И в шесть часов она должна позвонить приятельнице, у которой вчера уехал муж. Но, глянув ещё раз на молодых, она подсознательно почувствовала, что если сейчас откажет, то парень никогда больше не возьмёт за руку эту девушку. Ей показалось, что и девушка чем-то расстроена. Наверное, думает, опоздала. Но, я вам, ребятки, сделаю сюрприз.

–  Иван Михайлович, не уходите! –  вернула она от двери уходящего представителя из райисполкома, который вслед за ней произносил поздравление от своей организации и от всего народа.

Галя прошептала «да». Не разбирая ни букв, ни листка бумаги поставила свою подпись там, куда служительница подвела её руку и заплакала. Все думали: это от счастья…

Ночью она со стоном оттолкнула мужа, перекатилась на бок и, закусив подушку, тихо заскулила: «Господи, зачем я это сделала? Я же не люблю его… И эти люди в ЗАГСе…».
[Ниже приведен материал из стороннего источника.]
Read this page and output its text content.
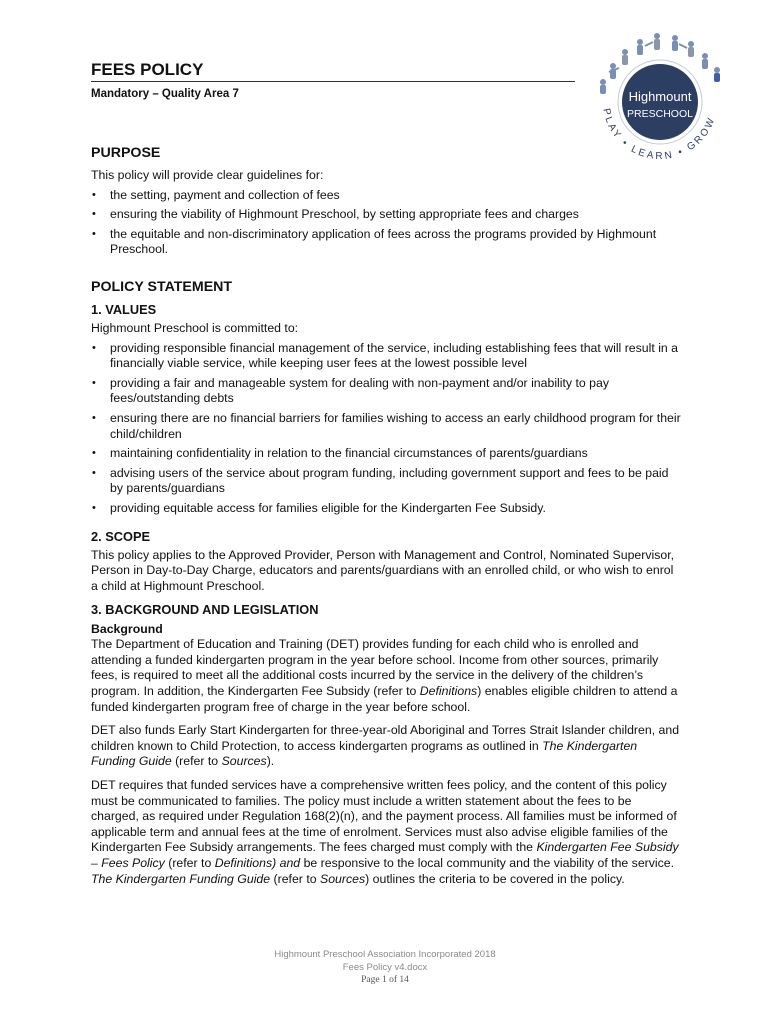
FEES POLICY
Mandatory – Quality Area 7	Highmount
PRESCHOOL
PLAY • LEARN • GROW
PURPOSE

This policy will provide clear guidelines for:

• the setting, payment and collection of fees
• ensuring the viability of Highmount Preschool, by setting appropriate fees and charges
• the equitable and non-discriminatory application of fees across the programs provided by Highmount Preschool.
POLICY STATEMENT
1. VALUES

Highmount Preschool is committed to:

• providing responsible financial management of the service, including establishing fees that will result in a financially viable service, while keeping user fees at the lowest possible level
• providing a fair and manageable system for dealing with non-payment and/or inability to pay fees/outstanding debts
• ensuring there are no financial barriers for families wishing to access an early childhood program for their child/children
• maintaining confidentiality in relation to the financial circumstances of parents/guardians
• advising users of the service about program funding, including government support and fees to be paid by parents/guardians
• providing equitable access for families eligible for the Kindergarten Fee Subsidy.
2. SCOPE

This policy applies to the Approved Provider, Person with Management and Control, Nominated Supervisor, Person in Day-to-Day Charge, educators and parents/guardians with an enrolled child, or who wish to enrol a child at Highmount Preschool.

3. BACKGROUND AND LEGISLATION
Background

The Department of Education and Training (DET) provides funding for each child who is enrolled and attending a funded kindergarten program in the year before school. Income from other sources, primarily fees, is required to meet all the additional costs incurred by the service in the delivery of the children’s program. In addition, the Kindergarten Fee Subsidy (refer to Definitions) enables eligible children to attend a funded kindergarten program free of charge in the year before school.

DET also funds Early Start Kindergarten for three-year-old Aboriginal and Torres Strait Islander children, and children known to Child Protection, to access kindergarten programs as outlined in The Kindergarten Funding Guide (refer to Sources).

DET requires that funded services have a comprehensive written fees policy, and the content of this policy must be communicated to families. The policy must include a written statement about the fees to be charged, as required under Regulation 168(2)(n), and the payment process. All families must be informed of applicable term and annual fees at the time of enrolment. Services must also advise eligible families of the Kindergarten Fee Subsidy arrangements. The fees charged must comply with the Kindergarten Fee Subsidy – Fees Policy (refer to Definitions) and be responsive to the local community and the viability of the service. The Kindergarten Funding Guide (refer to Sources) outlines the criteria to be covered in the policy.

Highmount Preschool Association Incorporated 2018
Fees Policy v4.docx
Page 1 of 14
А в ушах стоял грохот свадьбы и хоровые выкрики мужниных родственников, которым она безоговорочно понравилась.

–  Горька-а!

«Ой, как горько», – думала она тогда.

***

Прошло три года. Она лежала в той же постели, в которой когда-то плакала от горя. На другом краю спал Сергей. Между ними лежала красивая белокурая девочка. Её вьющиеся длинные волосы разметались по подушке, попав на лицо отца. Галина погладила дочку, положила руку на сильное плечо спящего Сергея. Улыбнулась. «Как хорошо, что есть добрые, непунктуальные люди…».

1964 год, г. Волгоград

 

Весна под куполом

 

Мальков снова переступил с ноги на ногу и, покраснев до жаркости в ушах, в щеках и во всём даже теле, сказал громко и вызывающе:

– Люблю с артистками знакомиться. Профессия такая, знаете... ездишь, ездишь туда-сюда. Люди кругом. Человеки...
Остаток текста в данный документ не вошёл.